Par Daniel Boitier, coresponsable du groupe de travail « Laïcité »
L’ouvrage collectif Paniques identitaires dirigé par Laurence de Cock et Régis Meyran (Editions du croquant, 2017) peut être lu comme un parcours des mots-clefs qui paralysent le débat public d’aujourd’hui : IDENTITE, COMMUNAUTARISME… La généalogie et la déconstruction de ces (trop grosses) notions, parues parfois assez récemment dans le discours journalistique et politique, font le programme des chercheurs mobilisés. Cela autour de quelques concepts.
Concepts :
Le concept de « panique identitaire » fait le titre de l’ouvrage. Il permet de décrire ce qui se passe dans l’espace public et le débat politique et comment des faits mal établis se trouvent promus en vérité ultime. Contre la logique essentialiste qui attribue à une essence figée (donnée comme une culture naturalisée), les lecteurs pourront recomposer les effets de l’histoire et du contexte économique et social.

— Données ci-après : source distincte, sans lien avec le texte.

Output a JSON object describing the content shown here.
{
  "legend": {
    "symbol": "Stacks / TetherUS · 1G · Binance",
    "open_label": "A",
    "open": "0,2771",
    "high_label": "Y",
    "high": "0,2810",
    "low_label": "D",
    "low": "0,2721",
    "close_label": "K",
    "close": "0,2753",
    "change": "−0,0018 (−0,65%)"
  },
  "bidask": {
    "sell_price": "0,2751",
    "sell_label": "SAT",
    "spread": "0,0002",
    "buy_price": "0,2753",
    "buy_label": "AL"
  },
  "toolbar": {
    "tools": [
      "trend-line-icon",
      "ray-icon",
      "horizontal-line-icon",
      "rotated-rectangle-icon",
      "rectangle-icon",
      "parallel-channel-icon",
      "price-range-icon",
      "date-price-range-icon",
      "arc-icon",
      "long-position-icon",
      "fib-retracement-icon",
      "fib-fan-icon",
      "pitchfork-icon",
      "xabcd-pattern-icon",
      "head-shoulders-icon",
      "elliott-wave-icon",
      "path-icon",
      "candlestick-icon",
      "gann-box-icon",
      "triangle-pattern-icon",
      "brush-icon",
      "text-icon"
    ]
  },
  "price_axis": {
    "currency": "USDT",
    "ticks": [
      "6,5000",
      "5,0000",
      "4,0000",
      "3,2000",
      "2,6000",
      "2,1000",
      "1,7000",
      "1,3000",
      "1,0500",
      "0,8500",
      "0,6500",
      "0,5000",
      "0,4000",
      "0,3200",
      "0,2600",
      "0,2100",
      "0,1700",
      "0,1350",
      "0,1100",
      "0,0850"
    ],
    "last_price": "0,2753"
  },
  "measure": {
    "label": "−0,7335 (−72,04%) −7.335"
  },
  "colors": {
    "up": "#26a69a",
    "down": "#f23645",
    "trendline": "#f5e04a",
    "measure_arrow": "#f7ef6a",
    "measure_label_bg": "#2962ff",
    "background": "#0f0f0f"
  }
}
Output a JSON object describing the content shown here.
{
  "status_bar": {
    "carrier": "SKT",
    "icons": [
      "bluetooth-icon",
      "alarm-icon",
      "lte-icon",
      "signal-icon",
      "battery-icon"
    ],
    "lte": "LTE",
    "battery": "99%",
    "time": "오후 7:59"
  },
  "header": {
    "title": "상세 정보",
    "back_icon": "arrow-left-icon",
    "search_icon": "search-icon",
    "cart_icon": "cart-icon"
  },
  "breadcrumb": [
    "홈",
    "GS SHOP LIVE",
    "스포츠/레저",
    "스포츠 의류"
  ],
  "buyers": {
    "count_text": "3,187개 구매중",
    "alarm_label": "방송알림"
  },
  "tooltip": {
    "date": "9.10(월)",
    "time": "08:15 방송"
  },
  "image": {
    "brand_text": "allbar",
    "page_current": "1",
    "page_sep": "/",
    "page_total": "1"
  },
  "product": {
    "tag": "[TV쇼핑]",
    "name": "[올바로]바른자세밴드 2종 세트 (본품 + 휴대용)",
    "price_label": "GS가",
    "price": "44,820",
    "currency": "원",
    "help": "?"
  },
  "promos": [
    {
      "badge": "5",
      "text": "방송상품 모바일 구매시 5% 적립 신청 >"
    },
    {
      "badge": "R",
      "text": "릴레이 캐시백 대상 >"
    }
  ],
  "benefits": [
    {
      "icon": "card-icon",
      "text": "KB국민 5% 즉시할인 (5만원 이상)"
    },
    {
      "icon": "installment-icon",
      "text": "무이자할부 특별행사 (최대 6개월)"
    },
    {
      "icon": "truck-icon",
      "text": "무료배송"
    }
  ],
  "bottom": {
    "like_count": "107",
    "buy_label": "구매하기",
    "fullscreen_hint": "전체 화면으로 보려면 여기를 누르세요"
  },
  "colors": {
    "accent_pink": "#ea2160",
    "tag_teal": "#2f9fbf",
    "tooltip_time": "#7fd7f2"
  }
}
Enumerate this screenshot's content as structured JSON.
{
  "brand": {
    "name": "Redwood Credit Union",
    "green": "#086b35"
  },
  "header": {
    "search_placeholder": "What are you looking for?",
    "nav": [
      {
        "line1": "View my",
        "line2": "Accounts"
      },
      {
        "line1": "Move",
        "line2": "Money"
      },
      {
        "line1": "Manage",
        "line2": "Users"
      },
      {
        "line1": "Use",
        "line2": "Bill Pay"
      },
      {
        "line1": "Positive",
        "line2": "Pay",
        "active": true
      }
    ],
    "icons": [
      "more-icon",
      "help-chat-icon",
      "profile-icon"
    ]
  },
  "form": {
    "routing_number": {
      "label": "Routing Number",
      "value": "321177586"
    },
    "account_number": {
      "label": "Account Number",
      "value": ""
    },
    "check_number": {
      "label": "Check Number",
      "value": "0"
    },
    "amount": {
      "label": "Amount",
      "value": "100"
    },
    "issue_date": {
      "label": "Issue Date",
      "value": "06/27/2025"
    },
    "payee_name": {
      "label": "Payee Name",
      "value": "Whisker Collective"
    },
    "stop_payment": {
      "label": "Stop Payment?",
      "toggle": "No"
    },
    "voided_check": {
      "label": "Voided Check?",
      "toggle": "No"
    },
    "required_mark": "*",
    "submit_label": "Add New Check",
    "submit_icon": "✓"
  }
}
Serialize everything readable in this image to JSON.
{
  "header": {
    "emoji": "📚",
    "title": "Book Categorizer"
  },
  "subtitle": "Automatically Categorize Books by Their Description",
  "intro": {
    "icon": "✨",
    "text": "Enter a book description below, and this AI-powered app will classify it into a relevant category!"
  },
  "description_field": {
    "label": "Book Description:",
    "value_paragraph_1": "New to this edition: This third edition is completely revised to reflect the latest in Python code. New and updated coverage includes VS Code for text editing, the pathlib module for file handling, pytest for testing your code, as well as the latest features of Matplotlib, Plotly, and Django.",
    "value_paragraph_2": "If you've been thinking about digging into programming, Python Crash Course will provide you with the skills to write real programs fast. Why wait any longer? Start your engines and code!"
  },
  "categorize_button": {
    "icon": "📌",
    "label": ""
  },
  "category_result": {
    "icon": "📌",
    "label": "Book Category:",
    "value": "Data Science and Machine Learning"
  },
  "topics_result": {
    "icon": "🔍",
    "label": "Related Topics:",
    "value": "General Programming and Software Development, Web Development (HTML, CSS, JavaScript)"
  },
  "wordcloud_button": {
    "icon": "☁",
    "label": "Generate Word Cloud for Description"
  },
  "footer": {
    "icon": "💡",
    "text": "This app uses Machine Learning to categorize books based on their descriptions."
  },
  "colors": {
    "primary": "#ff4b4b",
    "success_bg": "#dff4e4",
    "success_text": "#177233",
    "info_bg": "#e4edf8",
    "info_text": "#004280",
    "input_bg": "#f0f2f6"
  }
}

Deux concepts sont posés dès l’ouverture du livre : celui de « panique identitaire » et celui, associé, de « entrepreneur de morale » :
– une panique identitaire « est causée par un groupe donné qui diffuse dans l’espace public un mélange de faits discutables et d’idéologies, avec l’objectif plus ou moins explicité de canaliser les peurs des individus, dans le but de convaincre le plus grand nombre de rejoindre le groupe ».
– un entrepreneur de morale est « une personne qui mène une croisade morale (un combat moral contre un groupe supposé menacer la nation et ses valeurs) à des fins idéologiques mais aussi de carrière personnelle ».
(Voir pages 12 et 13)
Parcours :
On pourra commencer par le « fétiche des paniques identitaires », MAI 68. Ludivine Bantigny refait l’histoire populaire de 68 (celle des tentatives de rapprochement des étudiants et de la classe ouvrière), contre Laurent Bouvet pour qui ce mouvement n’est que le produit d’ « une élite détachée du peuple ». On continuera avec COMMUNAUTARISME, terme dont Fabrice Dhume montre l’introduction tardive (1997) dans le discours français ; IDENTITÉ, dont Régis Meyran analyse les usages contradictoires et la généalogie mal connue (à partir des travaux d’Erikson sur la «crise d’identité »). On détricotera le ROMAN NATIONAL avec Laurence de Cock, qui manifeste comment Paul Yonnet et Pierre Nora ré- initièrent ce roman identitaire contre (sic) «le récit immigrationiste et antiraciste » et des droits de l’Homme.
En montrant comment cette série de notions articule les polémiques médiatiques, les auteurs déconstruisent les « mythologies identitaires » qui soutiennent les logiques sécuritaires. Ainsi Fabrice Dhume analyse la fonction d’embrayeur de la dénonciation du « communautarisme » et du « multiculturalisme » et comment s’élaborent des représentations catastrophistes de la réalité sociale. Fanny Gallot dévoile les ambiguïtés qui entourent la référence au genre et les dérives du féminisme vers ce qu’elle appelle (avec Sara Faris) « femonationalisme ».
Cet ouvrage collectif tient donc sa double promesse de rigueur conceptuelle et d’analyse des « identité(s) et idéologie(s) au prisme des sciences humaines » (son sous-titre) en renvoyant les promesses aux pratiques : l’article de Réjane Sénac sur la notion de DIVERSITÉ ou celui de Laurent Mucchielli sur les usages de l’INSÉCURITÉ.
On aura au passage retrouvé quelques-uns des « entrepreneurs de morale », animateurs de la revue Le Débat ou inspirateurs de Causeur ou des politiques nationales identitaires.